Liberté de la preuve commerciale : Le juge ne peut rejeter une demande d'enquête au motif qu'un commerçant aurait dû se ménager une preuve écrite (Cass. com. 2011)
Le juge ne peut refuser une enquête en matière commerciale sous prétexte qu'une preuve écrite aurait dû être constituée par le commerçant.
Points clés
- Réaffirmation de la liberté de la preuve commerciale.
- Interdiction de rejeter une enquête pour absence d'écrit.

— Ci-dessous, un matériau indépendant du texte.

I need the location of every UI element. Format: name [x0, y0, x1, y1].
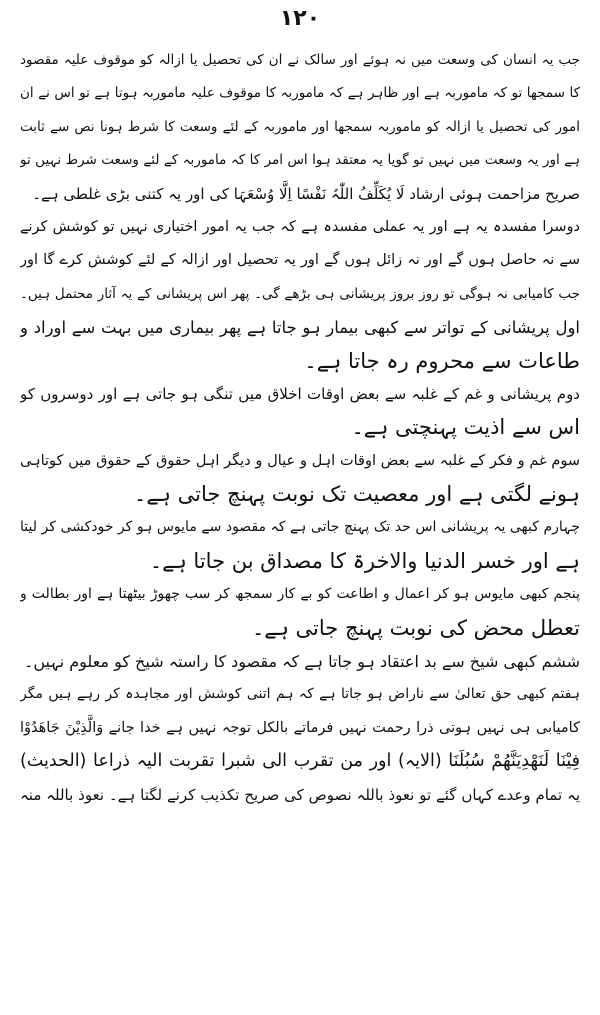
text-line: تعطل محض کی نوبت پہنچ جاتی ہے۔ [251, 615, 580, 640]
text-line: سوم غم و فکر کے غلبہ سے بعض اوقات اہل و عیال و دیگر اہل حقوق کے حقوق میں کوتاہی [20, 452, 580, 469]
text-line: اس سے اذیت پہنچتی ہے۔ [351, 415, 580, 440]
text-line: دوم پریشانی و غم کے غلبہ سے بعض اوقات اخلاق میں تنگی ہو جاتی ہے اور دوسروں کو [20, 384, 580, 403]
text-line: چہارم کبھی یہ پریشانی اس حد تک پہنچ جاتی ہے کہ مقصود سے مایوس ہو کر خودکشی کر لیتا [20, 519, 580, 536]
text-line: ہفتم کبھی حق تعالیٰ سے ناراض ہو جاتا ہے کہ ہم اتنی کوشش اور مجاہدہ کر رہے ہیں مگر [20, 686, 580, 703]
text-line: سے نہ حاصل ہوں گے اور نہ زائل ہوں گے اور یہ تحصیل اور ازالہ کے لئے کوشش کرے گا اور [20, 252, 580, 269]
text-line: ہے اور یہ وسعت میں نہیں تو گویا یہ معتقد ہوا اس امر کا کہ ماموربہ کے لئے وسعت شرط نہیں تو [20, 152, 580, 169]
text-line: یہ تمام وعدے کہاں گئے تو نعوذ باللہ نصوص کی صریح تکذیب کرنے لگتا ہے۔ نعوذ باللہ منہ [20, 785, 580, 804]
text-line: پنجم کبھی مایوس ہو کر اعمال و اطاعت کو بے کار سمجھ کر سب چھوڑ بیٹھتا ہے اور بطالت و [20, 586, 580, 603]
text-line: جب کامیابی نہ ہوگی تو روز بروز پریشانی ہی بڑھے گی۔ پھر اس پریشانی کے یہ آثار محتمل ہیں۔ [20, 285, 580, 302]
text-line: صریح مزاحمت ہوئی ارشاد لَا یُکَلِّفُ اللّٰہُ نَفْسًا اِلَّا وُسْعَہَا کی اور یہ کتنی بڑی غلطی ہے۔ [32, 184, 580, 203]
page-number: ۱۲۰ [279, 6, 321, 31]
text-line: طاعات سے محروم رہ جاتا ہے۔ [304, 348, 580, 373]
text-line: کا سمجھا تو کہ ماموربہ ہے اور ظاہر ہے کہ ماموربہ کا موقوف علیہ ماموربہ ہوتا ہے تو اس نے ان [20, 85, 580, 102]
text-line: امور کی تحصیل یا ازالہ کو ماموربہ سمجھا اور ماموربہ کے لئے وسعت کا شرط ہونا نص سے ثابت [20, 118, 580, 135]
text-line: فِیْنَا لَنَھْدِیَنَّھُمْ سُبُلَنَا (الایہ) اور من تقرب الی شبرا تقربت الیہ ذراعا (الحدیث) [20, 751, 580, 772]
text-line: ششم کبھی شیخ سے بد اعتقاد ہو جاتا ہے کہ مقصود کا راستہ شیخ کو معلوم نہیں۔ [23, 652, 580, 672]
text-line: اول پریشانی کے تواتر سے کبھی بیمار ہو جاتا ہے پھر بیماری میں بہت سے اوراد و [20, 318, 580, 338]
body-text [20, 44, 580, 812]
text-line: ہے اور خسر الدنیا والاخرۃ کا مصداق بن جاتا ہے۔ [149, 548, 580, 573]
text-line: ہونے لگتی ہے اور معصیت تک نوبت پہنچ جاتی ہے۔ [134, 482, 580, 507]
text-line: جب یہ انسان کی وسعت میں نہ ہوئے اور سالک نے ان کی تحصیل یا ازالہ کو موقوف علیہ مقصود [20, 52, 580, 68]
text-line: دوسرا مفسدہ یہ ہے اور یہ عملی مفسدہ ہے کہ جب یہ امور اختیاری نہیں تو کوشش کرنے [20, 218, 580, 235]
text-line: کامیابی ہی نہیں ہوتی ذرا رحمت نہیں فرماتے بالکل توجہ نہیں ہے خدا جانے وَالَّذِیْنَ جَاھَدُوْا [20, 719, 580, 736]
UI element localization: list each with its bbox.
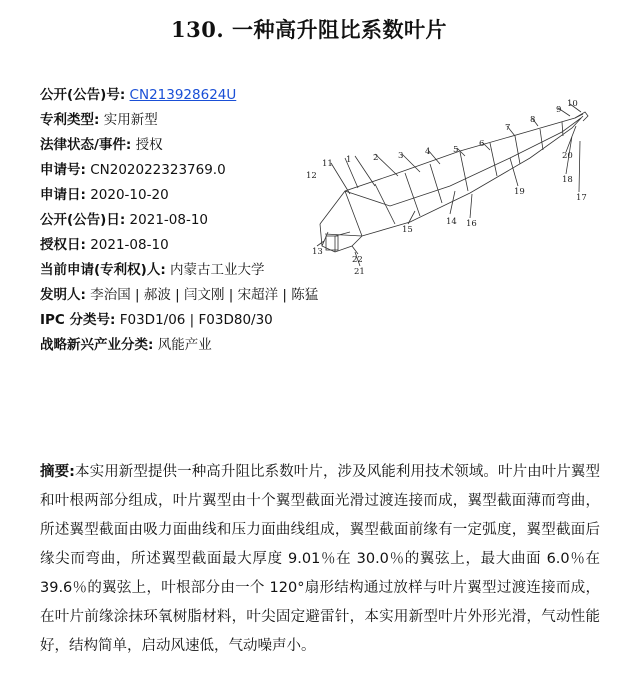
pub-date-row <box>40 208 300 233</box>
fig-label-11: 11 <box>322 159 333 169</box>
fig-label-7: 7 <box>505 123 511 133</box>
app-date-row <box>40 183 300 208</box>
grant-date-row <box>40 233 300 258</box>
ipc-label: IPC 分类号: <box>40 312 116 328</box>
fig-label-8: 8 <box>530 115 536 125</box>
grant-date-value: 2021-08-10 <box>90 237 169 253</box>
industry-label: 战略新兴产业分类: <box>40 337 154 353</box>
fig-label-21: 21 <box>354 267 365 276</box>
fig-label-12: 12 <box>306 171 317 181</box>
app-no-row <box>40 158 300 183</box>
root-flange <box>326 236 338 250</box>
fig-label-17: 17 <box>576 193 587 203</box>
status-value: 授权 <box>135 137 163 153</box>
inventors-row <box>40 283 319 308</box>
blade-patent-drawing <box>300 96 600 276</box>
status-row <box>40 133 300 158</box>
blade-mid-line <box>345 118 581 236</box>
pub-date-label: 公开(公告)日: <box>40 212 126 228</box>
fig-label-5: 5 <box>453 145 459 155</box>
inventors-label: 发明人: <box>40 287 86 303</box>
status-label: 法律状态/事件: <box>40 137 132 153</box>
ipc-value: F03D1/06 | F03D80/30 <box>119 312 273 328</box>
fig-label-2: 2 <box>373 153 379 163</box>
fig-label-19: 19 <box>514 187 525 197</box>
fig-label-18: 18 <box>562 175 573 185</box>
abstract-label: 摘要: <box>40 464 75 480</box>
fig-label-22: 22 <box>352 255 363 265</box>
fig-label-16: 16 <box>466 219 477 229</box>
inventors-value: 李治国 | 郝波 | 闫文刚 | 宋超洋 | 陈猛 <box>90 287 319 303</box>
industry-row <box>40 333 300 358</box>
pub-no-row <box>40 83 300 108</box>
fig-label-9: 9 <box>556 105 562 115</box>
grant-date-label: 授权日: <box>40 237 86 253</box>
fig-label-4: 4 <box>425 147 431 157</box>
applicant-row <box>40 258 300 283</box>
applicant-label: 当前申请(专利权)人: <box>40 262 166 278</box>
app-date-label: 申请日: <box>40 187 86 203</box>
abstract-text: 本实用新型提供一种高升阻比系数叶片，涉及风能利用技术领域。叶片由叶片翼型和叶根两部分组成，叶片翼型由十个翼型截面光滑过渡连接而成，翼型截面薄而弯曲，所述翼型截面由吸力面曲线和压力面曲线组成，翼型截面前缘有一定弧度，翼型截面后缘尖而弯曲，所述翼型截面最大厚度 9.01％在 30.0％的翼弦上，最大曲面 6.0％在 39.6％的翼弦上，叶根部分由一个 120°扇形结构通过放样与叶片翼型过渡连接而成，在叶片前缘涂抹环氧树脂材料，叶尖固定避雷针，本实用新型叶片外形光滑，气动性能好，结构简单，启动风速低，气动噪声小。 <box>40 464 600 654</box>
fig-label-15: 15 <box>402 225 413 235</box>
fig-label-10: 10 <box>567 99 578 109</box>
fig-label-3: 3 <box>398 151 404 161</box>
fig-label-6: 6 <box>479 139 485 149</box>
app-date-value: 2020-10-20 <box>90 187 169 203</box>
type-row <box>40 108 300 133</box>
type-label: 专利类型: <box>40 112 100 128</box>
fig-label-13: 13 <box>312 247 323 257</box>
fig-label-14: 14 <box>446 217 457 227</box>
fig-label-1: 1 <box>346 155 352 165</box>
blade-section-lines <box>375 122 563 224</box>
blade-tip <box>575 112 588 121</box>
fig-label-20: 20 <box>562 151 573 161</box>
ipc-row <box>40 308 300 333</box>
abstract <box>40 458 600 661</box>
pub-date-value: 2021-08-10 <box>129 212 209 228</box>
app-no-label: 申请号: <box>40 162 86 178</box>
industry-value: 风能产业 <box>157 337 212 353</box>
pub-no-label: 公开(公告)号: <box>40 87 126 103</box>
pub-no-link[interactable]: CN213928624U <box>129 87 237 103</box>
app-no-value: CN202022323769.0 <box>90 162 226 178</box>
applicant-value: 内蒙古工业大学 <box>170 262 265 278</box>
page-title: 130. 一种高升阻比系数叶片 <box>171 17 447 42</box>
type-value: 实用新型 <box>103 112 158 128</box>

- Reconnaissance des spécificités des transactions commerciales.
Résumé
Cette décision réaffirme le principe fondamental de la liberté de la preuve en matière commerciale. Elle interdit au juge de rejeter une demande d'enquête ou d'autres moyens de preuve au seul motif qu'un commerçant aurait dû, par précaution, se ménager une preuve écrite. Cela reconnaît la spécificité des transactions commerciales, souvent rapides et informelles, et assure que la recherche de la vérité matérielle prime sur une exigence formelle excessive. La portée est de faciliter l'administration de la preuve pour les commerçants.
Texte
Encourt la cassation pour défaut de motifs, l'arrêt qui rejette une demande d'enquête visant à prouver des paiements en matière commerciale, au motif que le dirigeant de la société débitrice aurait dû prendre des précautions en exigeant des quittances. En statuant par un tel motif, étranger au principe de la liberté de la preuve en matière commerciale, la cour d'appel ne justifie pas légalement sa décision de ne pas examiner les moyens de preuve qui lui étaient proposés, notamment l'audition d'un témoin.